Ultimately, it seems clear that the ballet world has deviated from the desire to maintain a healthy, athletic body for the sake of dancing and instead focuses on achieving “thinness” even at the possible expense of a dancer’s own health. Even if dancers find themselves in poor health, mental or physical, the role of the ballet community should be to support dancers back to health.

How to Bring Health Back to Ballet

Many have already paved the way for these conversations to happen. Teachers and dancers alike have attempted to create a healthier ballet environment. Ballet has long been known for its competitive atmosphere, but it’s time for us to work together to address some of these concerning challenges to wellbeing.

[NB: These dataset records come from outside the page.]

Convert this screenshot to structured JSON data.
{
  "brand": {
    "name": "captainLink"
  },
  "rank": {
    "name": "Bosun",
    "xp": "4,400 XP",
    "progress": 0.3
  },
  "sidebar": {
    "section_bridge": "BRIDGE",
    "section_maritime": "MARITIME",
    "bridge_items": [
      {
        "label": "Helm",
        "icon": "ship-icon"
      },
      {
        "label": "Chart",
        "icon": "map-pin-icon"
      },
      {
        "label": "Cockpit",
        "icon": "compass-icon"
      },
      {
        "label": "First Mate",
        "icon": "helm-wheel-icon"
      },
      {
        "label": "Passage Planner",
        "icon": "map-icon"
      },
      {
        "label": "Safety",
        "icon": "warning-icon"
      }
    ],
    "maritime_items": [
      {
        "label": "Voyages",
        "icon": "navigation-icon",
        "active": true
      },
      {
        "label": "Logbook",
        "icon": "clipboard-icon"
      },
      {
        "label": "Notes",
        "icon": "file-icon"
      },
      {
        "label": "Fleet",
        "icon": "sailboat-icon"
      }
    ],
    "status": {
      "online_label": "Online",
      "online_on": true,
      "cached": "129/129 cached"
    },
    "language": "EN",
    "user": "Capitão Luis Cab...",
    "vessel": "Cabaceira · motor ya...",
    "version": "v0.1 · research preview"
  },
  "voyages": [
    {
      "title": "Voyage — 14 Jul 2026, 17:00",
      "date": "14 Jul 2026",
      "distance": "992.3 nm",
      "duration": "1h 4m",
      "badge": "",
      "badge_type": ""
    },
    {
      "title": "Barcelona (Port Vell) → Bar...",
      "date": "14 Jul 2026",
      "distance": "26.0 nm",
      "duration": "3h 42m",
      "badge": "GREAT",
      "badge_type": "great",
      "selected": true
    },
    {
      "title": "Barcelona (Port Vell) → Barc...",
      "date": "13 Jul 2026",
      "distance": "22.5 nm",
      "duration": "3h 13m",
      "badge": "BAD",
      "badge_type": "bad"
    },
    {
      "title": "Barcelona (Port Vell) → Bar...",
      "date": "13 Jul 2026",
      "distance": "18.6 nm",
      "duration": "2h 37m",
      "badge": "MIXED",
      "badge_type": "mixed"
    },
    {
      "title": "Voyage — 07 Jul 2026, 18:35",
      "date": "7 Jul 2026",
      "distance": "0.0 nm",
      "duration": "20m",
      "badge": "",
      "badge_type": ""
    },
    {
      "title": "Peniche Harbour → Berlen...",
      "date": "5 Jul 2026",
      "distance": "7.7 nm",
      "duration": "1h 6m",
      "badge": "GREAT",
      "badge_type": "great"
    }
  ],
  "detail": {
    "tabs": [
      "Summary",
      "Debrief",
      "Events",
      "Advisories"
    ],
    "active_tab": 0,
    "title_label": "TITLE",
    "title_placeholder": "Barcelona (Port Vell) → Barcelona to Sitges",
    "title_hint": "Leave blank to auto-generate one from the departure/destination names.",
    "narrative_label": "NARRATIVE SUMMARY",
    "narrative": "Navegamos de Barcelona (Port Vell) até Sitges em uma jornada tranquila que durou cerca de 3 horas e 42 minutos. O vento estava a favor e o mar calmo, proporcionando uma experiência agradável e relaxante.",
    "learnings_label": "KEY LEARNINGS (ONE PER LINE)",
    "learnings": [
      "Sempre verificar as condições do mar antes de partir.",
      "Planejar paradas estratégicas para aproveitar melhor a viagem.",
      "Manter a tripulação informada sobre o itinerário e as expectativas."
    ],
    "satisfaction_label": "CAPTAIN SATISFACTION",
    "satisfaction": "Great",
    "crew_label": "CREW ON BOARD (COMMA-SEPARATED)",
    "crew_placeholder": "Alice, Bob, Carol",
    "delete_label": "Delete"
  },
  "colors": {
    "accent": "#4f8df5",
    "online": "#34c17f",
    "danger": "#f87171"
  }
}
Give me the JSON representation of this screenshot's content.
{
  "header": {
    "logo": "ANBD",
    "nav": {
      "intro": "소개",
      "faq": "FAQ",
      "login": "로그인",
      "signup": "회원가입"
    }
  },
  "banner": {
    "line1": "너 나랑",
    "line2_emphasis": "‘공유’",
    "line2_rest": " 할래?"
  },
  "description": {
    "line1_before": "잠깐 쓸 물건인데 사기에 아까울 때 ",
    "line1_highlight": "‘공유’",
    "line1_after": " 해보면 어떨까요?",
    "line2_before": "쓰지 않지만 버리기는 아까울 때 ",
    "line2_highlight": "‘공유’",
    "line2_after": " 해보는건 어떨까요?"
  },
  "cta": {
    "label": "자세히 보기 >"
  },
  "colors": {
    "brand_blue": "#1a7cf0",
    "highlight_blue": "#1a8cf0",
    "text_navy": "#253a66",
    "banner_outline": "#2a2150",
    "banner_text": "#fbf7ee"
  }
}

In ballet class, dancers focus much of their attention on finding and maintaining their physical balance, but the balance in ballet can become far more than that.

A balance between wanting the perfect pirouette and accepting every part of the journey to get there. A balance of friendly competition and cooperation inside and outside the studio. A balance of wanting to showcase the aesthetics of ballet and embracing what a healthy ballet body looks like for each person. Only then can ballet truly be “healthy,” both physically and mentally.


Arcelus, J., Witcomb, G.L., & Mitchell, A. (2014). Prevalence of Eating Disorders amongst Dancers: A Systemic Review and Meta-Analysis. European Eating Disorders Review, 22(2), 92-101.

Desai, K. (2021). The psychology of dance medicine: self-perception of dancers. [Unpublished senior thesis]. University of South Carolina - Columbia.

Fostervold Mathisen, T. F., Sundgot-Borgen, C., Anstensrud, B., & Sundgot-Borgen, J. (2022). Mental health, eating behaviour and injuries in professional dance students. Research in Dance Education, 23(1), 108-125.

Morgan, K. [Tutugirlkem]. (2020, October 8). Why I Left Miami City Ballet | #LifeUpdate | Mental Health & Body Image | Kathryn Morgan [Video]. YouTube.

Won, H. (2023). Relationship between Dance Performance Anxiety, Perfectionism Propensity, and Body Image of the Ballet Class Participants Since 2020. Asia-pacific Journal of Convergent Research Interchange, 9(4), 385-398.